Recommandation du comité

Recommandation du comité
  1. 40. Au vu des conclusions qui précèdent. le comité invite le Conseil d'administration à approuver les recommandations suivantes:
    • a) Le comité demande au gouvernement de modifier les dispositions de la législation nationale actuellement en vigueur et celles qu'il est envisagé d'adopter afin d'autoriser les personnels des entreprises publiques ayant statut de fonctionnaire public et de contractuel de constituer les organisations de leur choix et de s'y affilier et prie le gouvernement de le tenir informé de l'évolution de la situation à cet égard.

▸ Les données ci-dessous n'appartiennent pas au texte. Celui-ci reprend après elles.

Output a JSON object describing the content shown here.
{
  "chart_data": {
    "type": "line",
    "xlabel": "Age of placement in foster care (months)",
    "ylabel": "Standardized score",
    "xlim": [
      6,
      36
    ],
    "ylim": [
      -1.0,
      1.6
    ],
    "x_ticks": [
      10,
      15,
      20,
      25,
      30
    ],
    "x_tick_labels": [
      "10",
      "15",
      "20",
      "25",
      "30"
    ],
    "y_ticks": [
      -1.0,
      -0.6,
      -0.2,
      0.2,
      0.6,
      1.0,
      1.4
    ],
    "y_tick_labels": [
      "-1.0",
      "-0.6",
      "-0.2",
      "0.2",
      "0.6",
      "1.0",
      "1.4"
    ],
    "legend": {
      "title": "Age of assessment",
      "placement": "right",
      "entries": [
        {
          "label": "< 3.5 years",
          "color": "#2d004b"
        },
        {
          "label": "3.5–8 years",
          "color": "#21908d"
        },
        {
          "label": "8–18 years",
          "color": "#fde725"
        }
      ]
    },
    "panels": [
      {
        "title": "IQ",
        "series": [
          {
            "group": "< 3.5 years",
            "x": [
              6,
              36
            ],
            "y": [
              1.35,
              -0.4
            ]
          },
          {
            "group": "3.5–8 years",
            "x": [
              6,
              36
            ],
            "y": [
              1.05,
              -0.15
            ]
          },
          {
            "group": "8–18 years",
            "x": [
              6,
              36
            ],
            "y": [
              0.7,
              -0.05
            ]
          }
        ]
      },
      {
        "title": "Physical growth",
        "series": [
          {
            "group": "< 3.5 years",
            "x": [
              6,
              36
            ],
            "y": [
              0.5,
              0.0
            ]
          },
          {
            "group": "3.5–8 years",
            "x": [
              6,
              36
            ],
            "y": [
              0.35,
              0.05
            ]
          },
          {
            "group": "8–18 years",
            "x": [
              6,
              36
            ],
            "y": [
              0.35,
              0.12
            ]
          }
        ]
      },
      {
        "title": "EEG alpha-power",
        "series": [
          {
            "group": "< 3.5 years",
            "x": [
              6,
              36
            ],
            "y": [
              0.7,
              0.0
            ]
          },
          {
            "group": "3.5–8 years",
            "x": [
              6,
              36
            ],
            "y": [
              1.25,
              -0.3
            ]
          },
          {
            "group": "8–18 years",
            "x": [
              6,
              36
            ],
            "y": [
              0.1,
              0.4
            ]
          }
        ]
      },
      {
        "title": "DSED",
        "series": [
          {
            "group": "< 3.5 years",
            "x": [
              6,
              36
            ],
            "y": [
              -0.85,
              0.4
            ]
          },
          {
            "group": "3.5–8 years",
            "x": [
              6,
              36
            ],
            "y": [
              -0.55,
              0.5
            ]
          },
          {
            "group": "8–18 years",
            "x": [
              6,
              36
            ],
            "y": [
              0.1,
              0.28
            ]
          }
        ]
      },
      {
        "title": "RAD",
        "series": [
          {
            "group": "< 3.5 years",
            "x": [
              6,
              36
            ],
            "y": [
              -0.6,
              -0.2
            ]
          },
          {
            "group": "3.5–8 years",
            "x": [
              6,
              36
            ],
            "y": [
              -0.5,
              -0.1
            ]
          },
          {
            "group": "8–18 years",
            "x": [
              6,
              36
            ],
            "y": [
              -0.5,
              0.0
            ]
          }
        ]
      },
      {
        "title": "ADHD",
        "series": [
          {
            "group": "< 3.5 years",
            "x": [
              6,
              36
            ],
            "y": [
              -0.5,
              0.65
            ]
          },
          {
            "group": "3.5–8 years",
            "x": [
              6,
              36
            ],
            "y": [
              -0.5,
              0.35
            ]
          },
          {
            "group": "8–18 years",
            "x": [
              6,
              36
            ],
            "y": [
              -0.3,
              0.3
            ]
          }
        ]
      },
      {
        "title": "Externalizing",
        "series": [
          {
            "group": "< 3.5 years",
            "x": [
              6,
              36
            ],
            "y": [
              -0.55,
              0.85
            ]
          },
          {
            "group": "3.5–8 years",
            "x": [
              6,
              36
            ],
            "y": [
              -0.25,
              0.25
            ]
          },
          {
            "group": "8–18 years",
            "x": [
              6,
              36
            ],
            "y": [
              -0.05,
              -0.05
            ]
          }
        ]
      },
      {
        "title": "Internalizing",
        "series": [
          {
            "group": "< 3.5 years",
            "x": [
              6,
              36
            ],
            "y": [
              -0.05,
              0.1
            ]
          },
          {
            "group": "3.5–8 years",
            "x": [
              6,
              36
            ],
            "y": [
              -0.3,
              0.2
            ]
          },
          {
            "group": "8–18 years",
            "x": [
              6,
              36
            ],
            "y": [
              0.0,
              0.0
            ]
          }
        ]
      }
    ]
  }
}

    • b) Rappelant que seuls les fonctionnaires commis à l'administration de l'Etat ne sont pas couverts par la convention no 98, le comité demande au gouvernement de modifier les dispositions de la législation nationale en vigueur ainsi que celles qu'il est envisagé d'adopter afin d'autoriser les personnels des entreprises publiques ayant statut de fonctionnaire public et de contractuel de négocier collectivement leurs conditions d'emploi et de salaires, conformément à l'article 4 de la convention no 98; le comité attire l'attention de la Commission d'experts pour l'application des conventions et recommandations sur cet aspect du cas.
    • c) Rappelant que, conformément aux principes de la liberté syndicale, seuls les travailleurs exerçant des fonctions essentielles au sens strict du terme peuvent être privés du droit de recourir à la grève, le comité demande au gouvernement de modifier les dispositions de la législation nationale qui interdisent le recours à la grève dans les transports par chemin de fer ou autres transports urbains par rail, et de le tenir informé de l'évolution de la situation à cet égard.